Uma luz elétrica e gosmenta explode do cajado, pronto para aprisionar Ilídia. E, quando o baque não a atinge, sente pelos roçar a pele de seu ombro.
- Doze! – exclama, estupefata. Sua forma estranha de cavalo se transforma lentamente na sua figura original, grande, alta, peluda, de pernas de aranha e urrando através do “poço das almas”.
Treze encara com coragem, de frente, os olhos do inimigo – ainda que não tenha olhos. Ele recebe toda a carga do feitiço, mas nada acontece – aparentemente... imune. A garota está protegida.
Mas não por muito tempo. Fuja! sussurra a oráculo.
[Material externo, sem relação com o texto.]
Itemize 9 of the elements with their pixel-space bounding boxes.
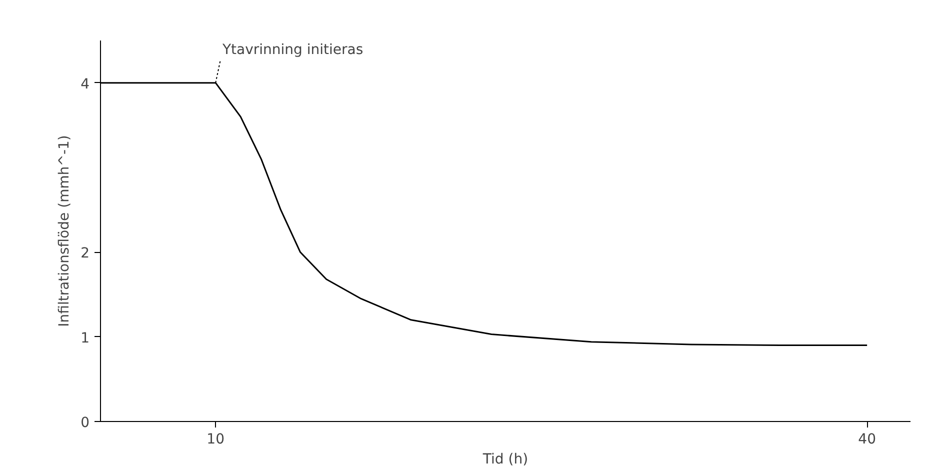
y-axis-title: Infiltrationsflöde (mmh^-1) [56, 135, 73, 327]
x-axis-title: Tid (h) [482, 452, 528, 468]
y-tick-label: 1 [80, 330, 90, 346]
y-tick-label: 2 [80, 246, 90, 262]
x-tick-label: 40 [858, 432, 876, 448]
annotation: Ytavrinning initieras [221, 42, 364, 58]
y-tick-label: 4 [80, 76, 90, 92]
x-tick-label: 10 [206, 432, 225, 448]
y-tick-label: 0 [80, 415, 90, 431]
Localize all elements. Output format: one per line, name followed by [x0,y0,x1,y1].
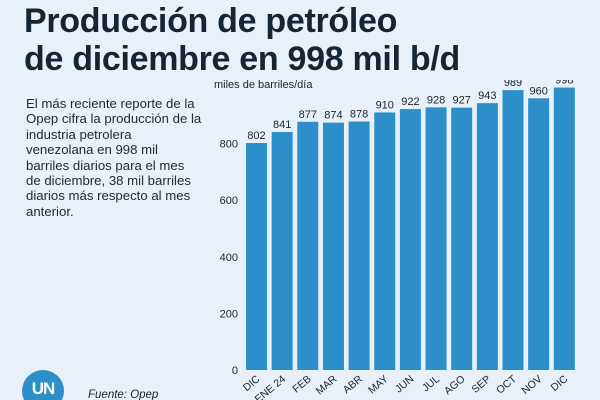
bar [322,122,344,370]
x-tick-label: NOV [519,373,544,397]
y-tick-label: 600 [220,195,238,207]
title-line-1: Producción de petróleo [24,2,398,40]
bar [271,131,293,370]
bar [528,98,550,370]
data-label: 878 [350,109,368,121]
bar [246,143,267,370]
y-tick-label: 0 [232,365,238,377]
description-text: El más reciente reporte de la Opep cifra… [26,96,202,219]
data-label: 874 [324,110,342,122]
data-label: 802 [247,130,265,142]
x-tick-label: JUN [393,373,416,395]
logo-text: UN [31,379,56,398]
bar [502,90,524,370]
data-label: 928 [427,94,445,106]
y-axis-label: miles de barriles/día [214,79,313,91]
x-tick-label: OCT [494,373,519,397]
logo: UN [22,370,64,400]
y-tick-label: 200 [220,308,238,320]
x-tick-label: FEB [290,373,313,395]
data-label: 998 [555,80,573,87]
page-title: Producción de petróleo de diciembre en 9… [24,2,584,78]
data-label: 922 [401,96,419,108]
source-note: Fuente: Opep [88,389,159,400]
data-label: 989 [504,80,522,89]
data-label: 960 [529,85,547,97]
bar [553,87,575,370]
title-line-2: de diciembre en 998 mil b/d [24,40,460,78]
bar [399,109,421,370]
bar [451,107,473,370]
x-tick-label: MAY [366,373,391,396]
data-label: 841 [273,119,291,131]
data-label: 910 [376,99,394,111]
data-label: 943 [478,90,496,102]
y-tick-label: 400 [220,252,238,264]
x-tick-label: DIC [549,373,571,394]
x-tick-label: JUL [420,373,442,394]
bar [297,121,319,371]
y-tick-label: 800 [220,139,238,151]
bar [348,121,370,370]
x-tick-label: AGO [442,373,468,397]
x-tick-label: SEP [469,373,493,396]
x-tick-label: ABR [341,373,366,396]
data-label: 877 [299,109,317,121]
bar [476,103,498,371]
x-tick-label: MAR [314,373,340,397]
bar [425,107,447,370]
bar [374,112,396,370]
data-label: 927 [453,95,471,107]
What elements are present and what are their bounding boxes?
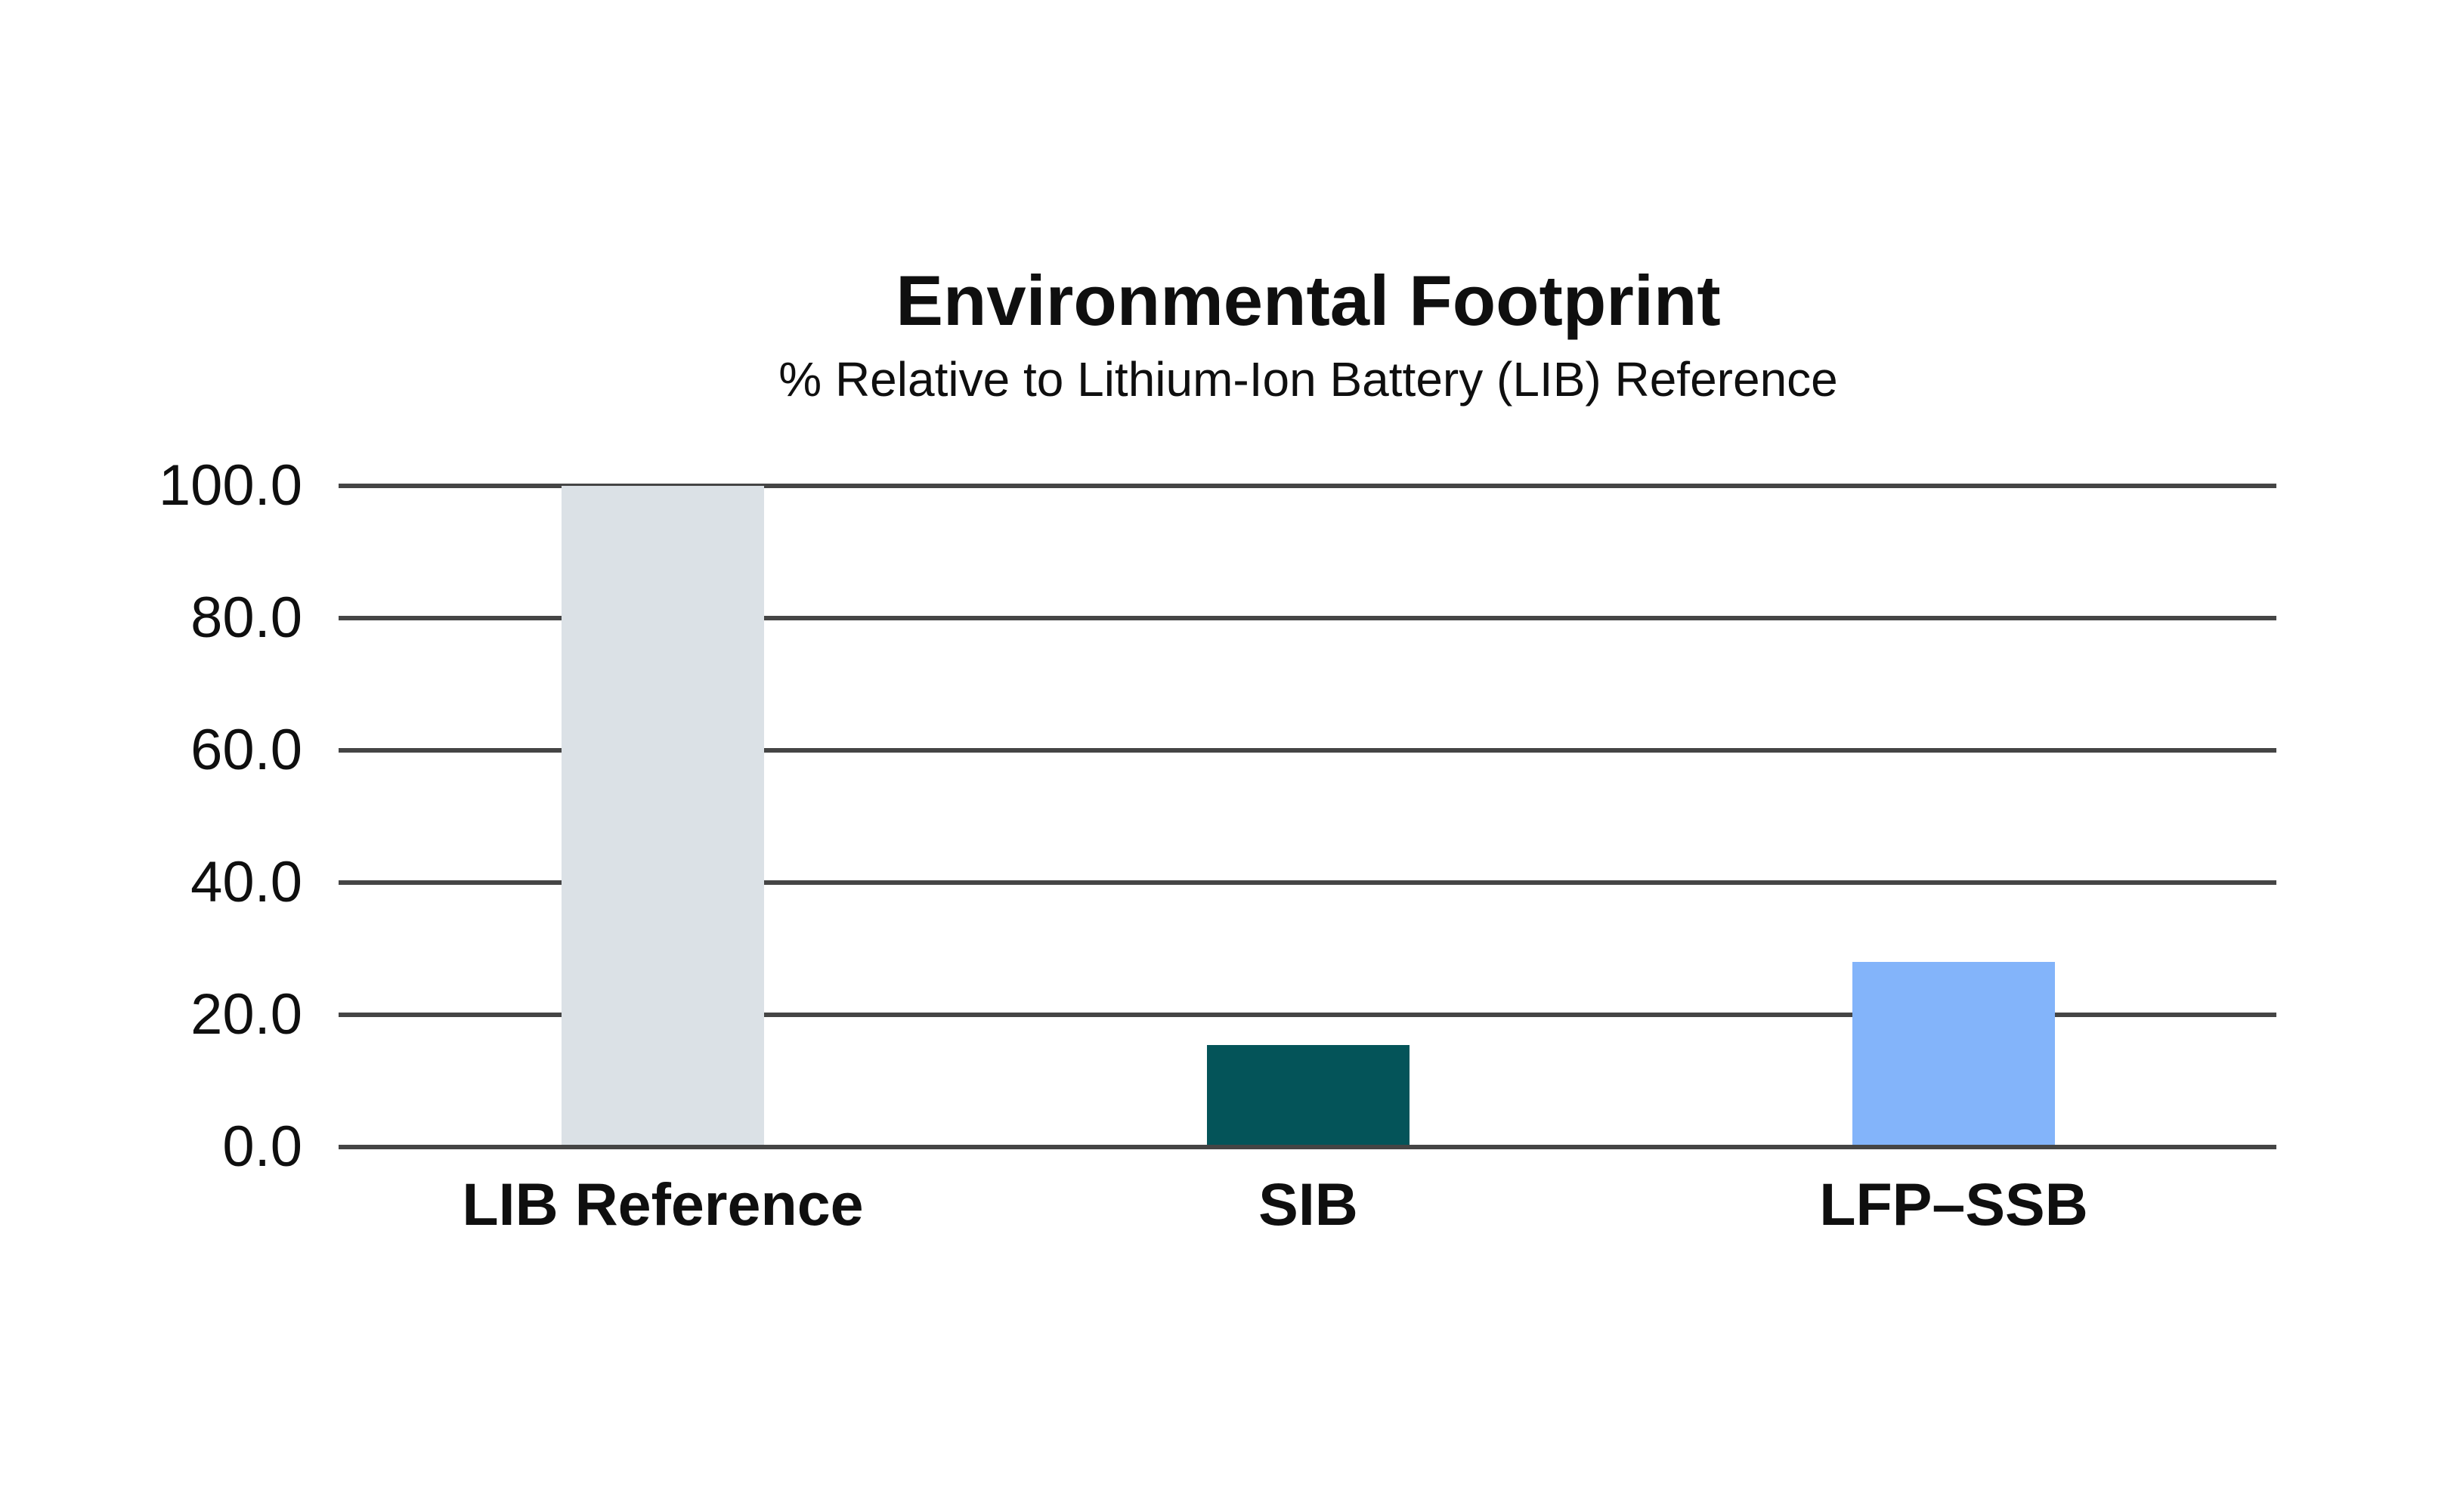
gridline-60.0	[339, 748, 2276, 753]
gridline-40.0	[339, 880, 2276, 885]
bar-lib-reference	[562, 486, 764, 1145]
x-axis-category-label: SIB	[1258, 1170, 1358, 1238]
gridline-20.0	[339, 1013, 2276, 1017]
gridline-100.0	[339, 484, 2276, 488]
x-axis-category-label: LFP–SSB	[1819, 1170, 2088, 1238]
x-axis-baseline	[339, 1145, 2276, 1149]
y-axis-tick-label: 100.0	[158, 453, 302, 518]
bar-lfp-ssb	[1852, 962, 2055, 1145]
y-axis-tick-label: 40.0	[190, 850, 302, 914]
gridline-80.0	[339, 616, 2276, 620]
x-axis-category-label: LIB Reference	[462, 1170, 864, 1238]
y-axis-tick-label: 80.0	[190, 586, 302, 650]
bar-sib	[1207, 1045, 1410, 1145]
y-axis-tick-label: 60.0	[190, 718, 302, 782]
chart-subtitle: % Relative to Lithium-Ion Battery (LIB) …	[778, 352, 1838, 407]
y-axis-tick-label: 0.0	[222, 1115, 302, 1179]
y-axis-tick-label: 20.0	[190, 982, 302, 1047]
chart-title: Environmental Footprint	[896, 261, 1721, 340]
Seu pai está em fúria, ela sente sua revolta. Rachaduras surgem no chão, profundas fraturas em volta daquela criatura e da criança – como um terremoto. As pessoas estão desesperadas e correm para longe, alguns corpos caem no precipício. O feitiço é tão forte que atinge alguns plebeus, que caem duros no chão. Ilídia olha para o pai, mas ele nem pisca. A magia chicoteia nas paredes e nas pétalas da arena.
Somos um monstro.
Ilídia movimenta os dedos e desenha rapidamente símbolos complexos no chão, que se expande e engloba ela e Doze. Seu pai percebe a fórmula de teletransporte e coloca todas as suas forças naquele cajado, rasgando pouco a pouco a própria luva perante o esforço. Faz muito, muito tempo que não utiliza tal intensidade de poder em algo. Sente-se vivo, realmente vivo. Por um momento, se Doze não estivesse ali, Ilídia acredita que ele a mataria – percebe uma microexpressão de prazer no rosto dele.
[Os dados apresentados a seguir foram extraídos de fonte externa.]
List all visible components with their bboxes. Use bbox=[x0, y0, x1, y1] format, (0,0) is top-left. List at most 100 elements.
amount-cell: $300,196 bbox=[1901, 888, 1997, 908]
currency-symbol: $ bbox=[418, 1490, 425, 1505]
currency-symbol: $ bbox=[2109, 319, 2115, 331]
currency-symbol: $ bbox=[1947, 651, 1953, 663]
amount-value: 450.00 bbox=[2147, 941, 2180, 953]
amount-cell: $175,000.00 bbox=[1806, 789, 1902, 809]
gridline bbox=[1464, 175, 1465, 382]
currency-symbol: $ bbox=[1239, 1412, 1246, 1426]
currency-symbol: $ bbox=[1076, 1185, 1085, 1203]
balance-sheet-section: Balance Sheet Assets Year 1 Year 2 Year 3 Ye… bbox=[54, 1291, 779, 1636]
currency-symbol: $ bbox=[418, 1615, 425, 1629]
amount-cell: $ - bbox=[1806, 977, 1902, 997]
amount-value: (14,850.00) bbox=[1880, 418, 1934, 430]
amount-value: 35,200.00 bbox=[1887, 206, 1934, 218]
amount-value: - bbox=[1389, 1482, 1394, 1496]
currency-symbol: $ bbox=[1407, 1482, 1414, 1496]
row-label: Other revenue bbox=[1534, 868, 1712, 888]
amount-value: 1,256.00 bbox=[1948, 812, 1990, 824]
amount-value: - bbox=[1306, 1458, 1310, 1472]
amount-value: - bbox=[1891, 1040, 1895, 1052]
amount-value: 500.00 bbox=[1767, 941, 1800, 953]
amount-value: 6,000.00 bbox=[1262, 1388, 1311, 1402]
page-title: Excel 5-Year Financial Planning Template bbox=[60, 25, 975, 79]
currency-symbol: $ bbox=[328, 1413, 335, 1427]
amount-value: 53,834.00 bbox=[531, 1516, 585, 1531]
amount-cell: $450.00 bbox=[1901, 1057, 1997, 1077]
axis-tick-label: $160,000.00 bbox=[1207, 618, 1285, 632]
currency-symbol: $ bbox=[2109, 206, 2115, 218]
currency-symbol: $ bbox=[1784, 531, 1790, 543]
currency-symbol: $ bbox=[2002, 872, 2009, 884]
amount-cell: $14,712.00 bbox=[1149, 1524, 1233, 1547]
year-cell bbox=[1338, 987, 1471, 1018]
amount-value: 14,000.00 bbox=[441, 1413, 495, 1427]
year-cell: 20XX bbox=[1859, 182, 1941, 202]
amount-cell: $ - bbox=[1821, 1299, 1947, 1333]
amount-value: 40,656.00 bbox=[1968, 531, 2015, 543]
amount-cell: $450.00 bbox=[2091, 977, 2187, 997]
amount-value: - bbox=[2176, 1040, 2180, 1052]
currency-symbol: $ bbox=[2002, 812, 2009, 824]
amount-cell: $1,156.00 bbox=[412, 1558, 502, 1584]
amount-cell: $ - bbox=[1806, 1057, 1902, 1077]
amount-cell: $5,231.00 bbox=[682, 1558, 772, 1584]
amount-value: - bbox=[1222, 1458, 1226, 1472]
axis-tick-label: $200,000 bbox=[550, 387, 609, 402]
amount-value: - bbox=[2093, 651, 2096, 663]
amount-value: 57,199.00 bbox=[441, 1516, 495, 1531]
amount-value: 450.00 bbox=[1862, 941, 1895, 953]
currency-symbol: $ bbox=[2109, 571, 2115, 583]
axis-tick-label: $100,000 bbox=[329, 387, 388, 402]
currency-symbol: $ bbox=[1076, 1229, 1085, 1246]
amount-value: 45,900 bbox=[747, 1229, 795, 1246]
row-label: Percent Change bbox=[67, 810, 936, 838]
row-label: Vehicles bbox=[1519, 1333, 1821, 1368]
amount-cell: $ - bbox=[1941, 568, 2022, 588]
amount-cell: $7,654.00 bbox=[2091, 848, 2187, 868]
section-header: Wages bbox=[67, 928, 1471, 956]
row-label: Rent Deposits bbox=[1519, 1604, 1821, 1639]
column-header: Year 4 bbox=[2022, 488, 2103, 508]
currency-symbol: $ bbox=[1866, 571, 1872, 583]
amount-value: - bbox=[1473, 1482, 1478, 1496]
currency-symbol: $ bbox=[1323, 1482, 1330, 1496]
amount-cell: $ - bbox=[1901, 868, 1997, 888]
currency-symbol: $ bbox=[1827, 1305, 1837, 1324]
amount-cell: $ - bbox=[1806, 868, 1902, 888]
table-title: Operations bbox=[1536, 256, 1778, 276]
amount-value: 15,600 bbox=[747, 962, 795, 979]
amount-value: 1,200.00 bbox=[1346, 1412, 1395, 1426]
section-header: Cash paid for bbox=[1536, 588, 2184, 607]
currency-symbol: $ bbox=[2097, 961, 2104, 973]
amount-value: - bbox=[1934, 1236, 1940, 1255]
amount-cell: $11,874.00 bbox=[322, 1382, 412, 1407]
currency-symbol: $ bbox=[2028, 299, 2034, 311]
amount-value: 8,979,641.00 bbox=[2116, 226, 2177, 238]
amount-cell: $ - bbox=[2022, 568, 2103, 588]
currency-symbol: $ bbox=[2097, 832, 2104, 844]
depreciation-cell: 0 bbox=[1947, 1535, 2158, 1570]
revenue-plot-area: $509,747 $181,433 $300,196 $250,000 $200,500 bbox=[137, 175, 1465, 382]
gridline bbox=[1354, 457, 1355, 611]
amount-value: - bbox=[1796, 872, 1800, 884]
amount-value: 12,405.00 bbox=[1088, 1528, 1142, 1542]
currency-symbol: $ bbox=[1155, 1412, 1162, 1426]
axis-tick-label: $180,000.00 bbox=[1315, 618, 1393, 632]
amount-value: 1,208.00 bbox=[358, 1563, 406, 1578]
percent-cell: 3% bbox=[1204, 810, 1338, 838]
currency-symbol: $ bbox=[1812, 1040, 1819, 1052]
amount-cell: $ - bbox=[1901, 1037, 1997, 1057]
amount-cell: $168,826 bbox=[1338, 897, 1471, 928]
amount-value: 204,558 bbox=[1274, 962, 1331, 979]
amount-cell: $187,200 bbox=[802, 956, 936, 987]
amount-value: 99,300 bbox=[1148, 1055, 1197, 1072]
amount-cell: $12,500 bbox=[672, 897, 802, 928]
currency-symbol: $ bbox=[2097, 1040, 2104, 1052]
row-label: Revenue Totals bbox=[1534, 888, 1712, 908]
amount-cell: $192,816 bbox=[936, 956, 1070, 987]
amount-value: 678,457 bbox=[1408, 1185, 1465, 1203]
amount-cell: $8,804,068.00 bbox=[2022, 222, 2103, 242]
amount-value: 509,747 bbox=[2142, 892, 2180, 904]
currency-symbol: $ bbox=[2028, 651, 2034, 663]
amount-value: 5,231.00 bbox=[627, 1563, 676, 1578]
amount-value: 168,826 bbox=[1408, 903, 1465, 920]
Antes que o teletransporte sumisse de vez com os dois, o “Cão” do rei está correndo pelo flanco. A multidão dá espaço vazio o suficiente para Ilídia vê-lo correr em sua direção. A espada negra se divide em alguns pedaços, contudo, sem necessariamente abandonar a estrutura ainda. Perante os últimos segundos, segura entre os dedos um dos pedaços da lâmina e os joga focando a cabeça da menina. Doze não teria como defendê-la a tempo, mal tem energia para sobreviver ao teletransporte abrupto.
Então, a realidade escurece para os dois.
Já do outro lado, nos fundos da propriedade do Antro dos Porcos, jazem a salvos. Ou, não tão a salvos assim.
Doze está esgotado, caído no chão.
Ilídia agoniza, com uma lâmina enfiada da clavícula ao seio.
Saindo da porta dos fundos está o homem que a menina vira no bar, armado e lindo embora cheio de cicatrizes. Ao ver a dupla exótica, sorri.
Aquele, pelo jeito, é o seu dia de sorte.